We reordered the flow around what people are actually deciding, and when they’re mentally ready for each bit — not the order the legacy form happened to use.
I was in the room with product, eng, compliance, and content end to end: quote, cover, extras, personal/dependants, health statement, pay, confirmation.
Flow mapping
Form UX
Pricing & plan comparison
Error & validation states
Regulated-content copy
Mobile-first
Flow mapping. Old journey vs analytics — three cliffs: quote (too much asked too early), compare (price math felt sketchy), health statement (long, scary, can’t skip).
- We spent design time where exits were real, not where the deck looked cool.
Progressive disclosure. Quote starts light: age, who’s covered, state. Dependants, levy, rebate tier show up when they actually change the number. Price ticks as you go — not twenty fields before you see a dollar figure.
- Feels like assembling a quote, not guessing a tax return.
Plan comparison. Hospital + extras side by side, plain “included” rows, sticky total, one clear CTA per card. Extras = toggles, not a second mini-wizard.
- Actually usable one-handed on a phone.
Forms and validation. Same field patterns everywhere; inline validation; errors that sound human; helper text that says why we need Medicare or health history, not generic legalese. Hints/tooltips so you’re not staring at a brick wall.
- Fix-forward errors, not a single red “something went wrong.”
Mobile. Short chunks, visible progress, sticky price that doesn’t cover the inputs you’re trying to hit.

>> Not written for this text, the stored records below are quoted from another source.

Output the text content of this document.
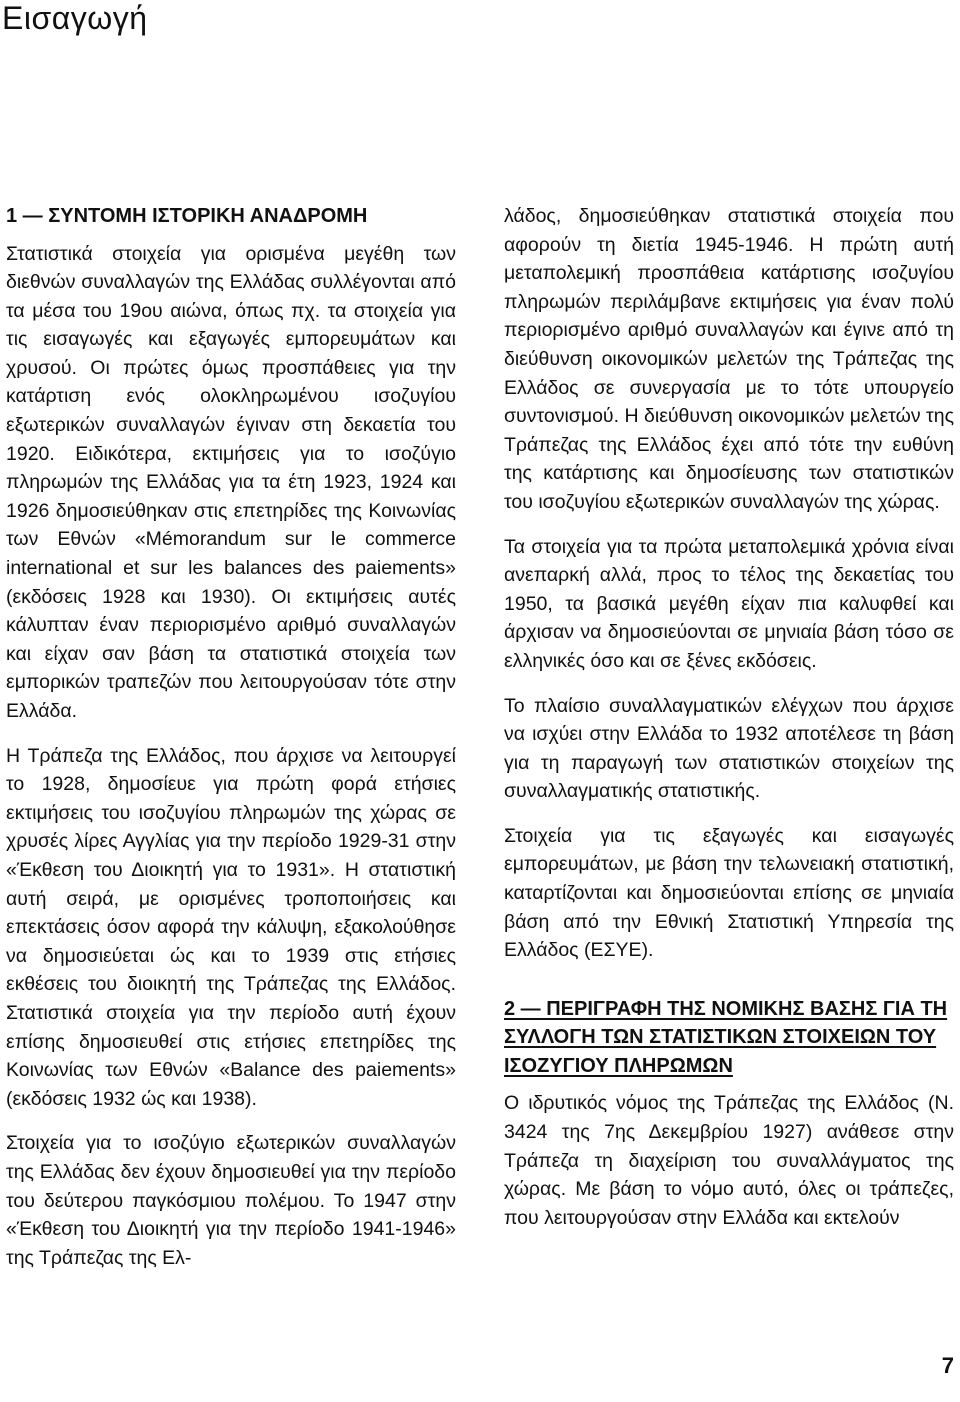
Εισαγωγή
1 — ΣΥΝΤΟΜΗ ΙΣΤΟΡΙΚΗ ΑΝΑΔΡΟΜΗ

Στατιστικά στοιχεία για ορισμένα μεγέθη των διεθνών συναλλαγών της Ελλάδας συλλέγονται από τα μέσα του 19ου αιώνα, όπως πχ. τα στοιχεία για τις εισαγωγές και εξαγωγές εμπορευμάτων και χρυσού. Οι πρώτες όμως προσπάθειες για την κατάρτιση ενός ολοκληρωμένου ισοζυγίου εξωτερικών συναλλαγών έγιναν στη δεκαετία του 1920. Ειδικότερα, εκτιμήσεις για το ισοζύγιο πληρωμών της Ελλάδας για τα έτη 1923, 1924 και 1926 δημοσιεύθηκαν στις επετηρίδες της Κοινωνίας των Εθνών «Mémorandum sur le commerce international et sur les balances des paiements» (εκδόσεις 1928 και 1930). Οι εκτιμήσεις αυτές κάλυπταν έναν περιορισμένο αριθμό συναλλαγών και είχαν σαν βάση τα στατιστικά στοιχεία των εμπορικών τραπεζών που λειτουργούσαν τότε στην Ελλάδα.

Η Τράπεζα της Ελλάδος, που άρχισε να λειτουργεί το 1928, δημοσίευε για πρώτη φορά ετήσιες εκτιμήσεις του ισοζυγίου πληρωμών της χώρας σε χρυσές λίρες Αγγλίας για την περίοδο 1929-31 στην «Έκθεση του Διοικητή για το 1931». Η στατιστική αυτή σειρά, με ορισμένες τροποποιήσεις και επεκτάσεις όσον αφορά την κάλυψη, εξακολούθησε να δημοσιεύεται ώς και το 1939 στις ετήσιες εκθέσεις του διοικητή της Τράπεζας της Ελλάδος. Στατιστικά στοιχεία για την περίοδο αυτή έχουν επίσης δημοσιευθεί στις ετήσιες επετηρίδες της Κοινωνίας των Εθνών «Balance des paiements» (εκδόσεις 1932 ώς και 1938).

Στοιχεία για το ισοζύγιο εξωτερικών συναλλαγών της Ελλάδας δεν έχουν δημοσιευθεί για την περίοδο του δεύτερου παγκόσμιου πολέμου. Το 1947 στην «Έκθεση του Διοικητή για την περίοδο 1941-1946» της Τράπεζας της Ελ-

λάδος, δημοσιεύθηκαν στατιστικά στοιχεία που αφορούν τη διετία 1945-1946. Η πρώτη αυτή μεταπολεμική προσπάθεια κατάρτισης ισοζυγίου πληρωμών περιλάμβανε εκτιμήσεις για έναν πολύ περιορισμένο αριθμό συναλλαγών και έγινε από τη διεύθυνση οικονομικών μελετών της Τράπεζας της Ελλάδος σε συνεργασία με το τότε υπουργείο συντονισμού. Η διεύθυνση οικονομικών μελετών της Τράπεζας της Ελλάδος έχει από τότε την ευθύνη της κατάρτισης και δημοσίευσης των στατιστικών του ισοζυγίου εξωτερικών συναλλαγών της χώρας.

Τα στοιχεία για τα πρώτα μεταπολεμικά χρόνια είναι ανεπαρκή αλλά, προς το τέλος της δεκαετίας του 1950, τα βασικά μεγέθη είχαν πια καλυφθεί και άρχισαν να δημοσιεύονται σε μηνιαία βάση τόσο σε ελληνικές όσο και σε ξένες εκδόσεις.

Το πλαίσιο συναλλαγματικών ελέγχων που άρχισε να ισχύει στην Ελλάδα το 1932 αποτέλεσε τη βάση για τη παραγωγή των στατιστικών στοιχείων της συναλλαγματικής στατιστικής.

Στοιχεία για τις εξαγωγές και εισαγωγές εμπορευμάτων, με βάση την τελωνειακή στατιστική, καταρτίζονται και δημοσιεύονται επίσης σε μηνιαία βάση από την Εθνική Στατιστική Υπηρεσία της Ελλάδος (ΕΣΥΕ).

2 — ΠΕΡΙΓΡΑΦΗ ΤΗΣ ΝΟΜΙΚΗΣ ΒΑΣΗΣ ΓΙΑ ΤΗ ΣΥΛΛΟΓΗ ΤΩΝ ΣΤΑΤΙΣΤΙΚΩΝ ΣΤΟΙΧΕΙΩΝ ΤΟΥ ΙΣΟΖΥΓΙΟΥ ΠΛΗΡΩΜΩΝ

Ο ιδρυτικός νόμος της Τράπεζας της Ελλάδος (Ν. 3424 της 7ης Δεκεμβρίου 1927) ανάθεσε στην Τράπεζα τη διαχείριση του συναλλάγματος της χώρας. Με βάση το νόμο αυτό, όλες οι τράπεζες, που λειτουργούσαν στην Ελλάδα και εκτελούν

7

- Couch or commute — finish without pinch-zoom Olympics.
Design system. Extended the TH kit — fields, radio cards, compare tables, progress chrome, summaries — so this flow doesn’t look like a different brand.
Regulated reality. Nothing shipped without compliance/legal. I paired early with content so wording and layout moved together instead of “design freeze, then legal rewrites everything.” Showing up in those meetings early usually saved UX instead of carving out ugly exceptions.